From the Washington Post's Anser Sheet
By Joanne Yatvin
At a time when tight state budgets are pushing schools to increase class sizes at all levels, some of the most powerful voices in educational policymaking are telling us that size doesn’t matter. Unless, maybe, large classes improve student learning. According to recent statements by Education Secretary Arne Duncan and Bill Gates, for example, great teachers do just fine with oversize classes. So why not give as many students as possible a seat in their classrooms?
Most of the research done in the last 30 years argues against this notion, showing that small classes, especially in the primary grades, boost student achievement and that the benefits last through later grades when students are in ordinary size classrooms.
It’s clear, however, that large class advocates don’t care much for research. Their opinions are based on false analogies to their experience in fields other than education, unreliable data, and personal anecdotes.
In this case, school districts themselves are putting out misleading data. In their reports, often widely publicized, it looks like ordinary classrooms have only 19, or even 15 students, when in fact there are 25 to 30 live kids in most of them. The disparity arises from using averages that include special education teachers, counselors, and literacy coaches who work with small numbers of students or even one student at a time, but that is rarely made clear to the public.
Personal anecdotes come from many of us who judge today’s education through comparisons to our own memories. It’s not unusual for a successful middle-ager to say, “There were 40 kids in my 8th grade class, and we all turned out fine.”
But is that true? There were 40 in my class, too, until the middle of the year when two 17 year olds left to join the U.S. Navy. About five more of my classmates lasted till the end of the year, but never went on to high school with the rest of us.
Class size mattered then, and it matters now. For teachers, just managing the physical maneuvers within a large group is challenging. How do you make sure that all kindergarteners’ shoes are tied and their coats buttoned up before they go outside to a wintry playground? How do you apportion the 25 workstations in a high school chemistry lab among 35 students?
Only after the physical problems are taken care of can teachers begin to deal with the challenges of facilitating school learning. In the real world, children and adolescents encounter new information and skills all the time, but they have the freedom to reject, postpone, or learn things at their own pace. School allows no such choices: Here it is; learn it now; prove you know it tomorrow. And it is the teacher’s responsibility to make all that happen.

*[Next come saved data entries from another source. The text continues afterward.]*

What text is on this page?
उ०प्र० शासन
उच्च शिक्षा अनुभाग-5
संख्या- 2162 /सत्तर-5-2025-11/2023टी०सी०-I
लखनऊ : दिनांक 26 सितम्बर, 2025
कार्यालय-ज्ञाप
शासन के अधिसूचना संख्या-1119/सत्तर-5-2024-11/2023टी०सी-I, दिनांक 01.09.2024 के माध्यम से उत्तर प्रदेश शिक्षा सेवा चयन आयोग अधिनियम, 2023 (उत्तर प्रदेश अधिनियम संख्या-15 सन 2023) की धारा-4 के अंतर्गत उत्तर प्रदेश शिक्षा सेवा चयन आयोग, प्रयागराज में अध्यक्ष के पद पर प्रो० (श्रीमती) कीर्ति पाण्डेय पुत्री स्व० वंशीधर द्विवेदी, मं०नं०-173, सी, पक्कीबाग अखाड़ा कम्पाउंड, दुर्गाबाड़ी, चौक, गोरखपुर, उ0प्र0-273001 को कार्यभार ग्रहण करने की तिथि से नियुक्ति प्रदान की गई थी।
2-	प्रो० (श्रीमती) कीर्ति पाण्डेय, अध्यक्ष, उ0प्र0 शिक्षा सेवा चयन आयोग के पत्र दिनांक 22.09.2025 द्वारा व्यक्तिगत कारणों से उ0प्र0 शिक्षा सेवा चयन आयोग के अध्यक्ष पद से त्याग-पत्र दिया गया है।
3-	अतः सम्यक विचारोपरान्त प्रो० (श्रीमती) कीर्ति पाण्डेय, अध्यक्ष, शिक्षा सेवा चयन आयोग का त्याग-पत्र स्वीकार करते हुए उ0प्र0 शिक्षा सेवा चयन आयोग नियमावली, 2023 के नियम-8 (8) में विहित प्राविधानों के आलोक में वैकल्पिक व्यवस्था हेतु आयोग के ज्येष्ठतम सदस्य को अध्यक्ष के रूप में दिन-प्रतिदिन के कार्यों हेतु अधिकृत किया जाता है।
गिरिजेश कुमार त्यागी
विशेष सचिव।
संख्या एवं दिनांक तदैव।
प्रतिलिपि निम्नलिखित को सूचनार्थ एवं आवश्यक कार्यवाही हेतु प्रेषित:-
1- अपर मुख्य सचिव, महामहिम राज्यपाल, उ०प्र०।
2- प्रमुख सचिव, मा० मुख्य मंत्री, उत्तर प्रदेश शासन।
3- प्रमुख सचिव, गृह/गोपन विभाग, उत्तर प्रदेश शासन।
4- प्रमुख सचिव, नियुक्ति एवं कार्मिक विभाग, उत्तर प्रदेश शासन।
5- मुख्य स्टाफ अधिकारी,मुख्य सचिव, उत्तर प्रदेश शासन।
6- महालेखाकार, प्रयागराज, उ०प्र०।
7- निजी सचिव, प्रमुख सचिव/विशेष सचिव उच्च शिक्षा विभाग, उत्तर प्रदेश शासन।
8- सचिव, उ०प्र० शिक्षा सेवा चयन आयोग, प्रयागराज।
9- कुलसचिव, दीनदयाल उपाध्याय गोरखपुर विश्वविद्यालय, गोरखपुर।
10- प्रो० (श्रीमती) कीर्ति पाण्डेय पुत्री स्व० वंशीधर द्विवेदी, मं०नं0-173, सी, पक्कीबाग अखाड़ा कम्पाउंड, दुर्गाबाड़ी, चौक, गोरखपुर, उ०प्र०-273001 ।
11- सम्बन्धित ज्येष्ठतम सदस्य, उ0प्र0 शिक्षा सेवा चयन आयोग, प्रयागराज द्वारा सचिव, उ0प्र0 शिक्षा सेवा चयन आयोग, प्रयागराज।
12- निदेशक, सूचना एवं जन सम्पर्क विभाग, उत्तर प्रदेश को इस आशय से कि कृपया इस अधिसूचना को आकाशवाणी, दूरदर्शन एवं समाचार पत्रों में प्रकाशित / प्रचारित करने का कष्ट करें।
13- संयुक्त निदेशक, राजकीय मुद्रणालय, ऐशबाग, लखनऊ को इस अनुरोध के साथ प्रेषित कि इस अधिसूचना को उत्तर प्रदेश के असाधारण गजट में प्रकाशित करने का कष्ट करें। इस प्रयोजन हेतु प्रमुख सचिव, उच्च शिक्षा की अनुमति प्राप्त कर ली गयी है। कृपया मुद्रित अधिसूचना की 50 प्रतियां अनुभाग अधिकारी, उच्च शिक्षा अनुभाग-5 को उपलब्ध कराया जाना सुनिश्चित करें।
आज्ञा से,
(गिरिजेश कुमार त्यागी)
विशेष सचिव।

Good teachers accept their role and carry it out by moving around the room while students work, stopping frequently to check, give help, or just encourage. They also design lessons to accommodate the range of student competence within their classes, hold small group review and re-teaching sessions, meet with individuals who still don’t “get it”, communicate with parents, and reflect on how each day’s lesson went to make things go more smoothly tomorrow.
Doing all these things means multi-tasking during class time and putting in several hours of planning and paperwork outside the school day. With experience and smart thinking, good teachers can manage all their responsibilities with classes up to 25. But past that number things get harder and harder. And there is a breaking point, maybe at 30 or 35, certainly at 40.
If we really want all the excellent teachers policymakers, politicians, and pundits are calling for, we have to be willing to provide the school supports that are necessary. One of those supports is reasonable class sizes that allow teachers to do their job to the best of their ability, keep their sanity, and have a life.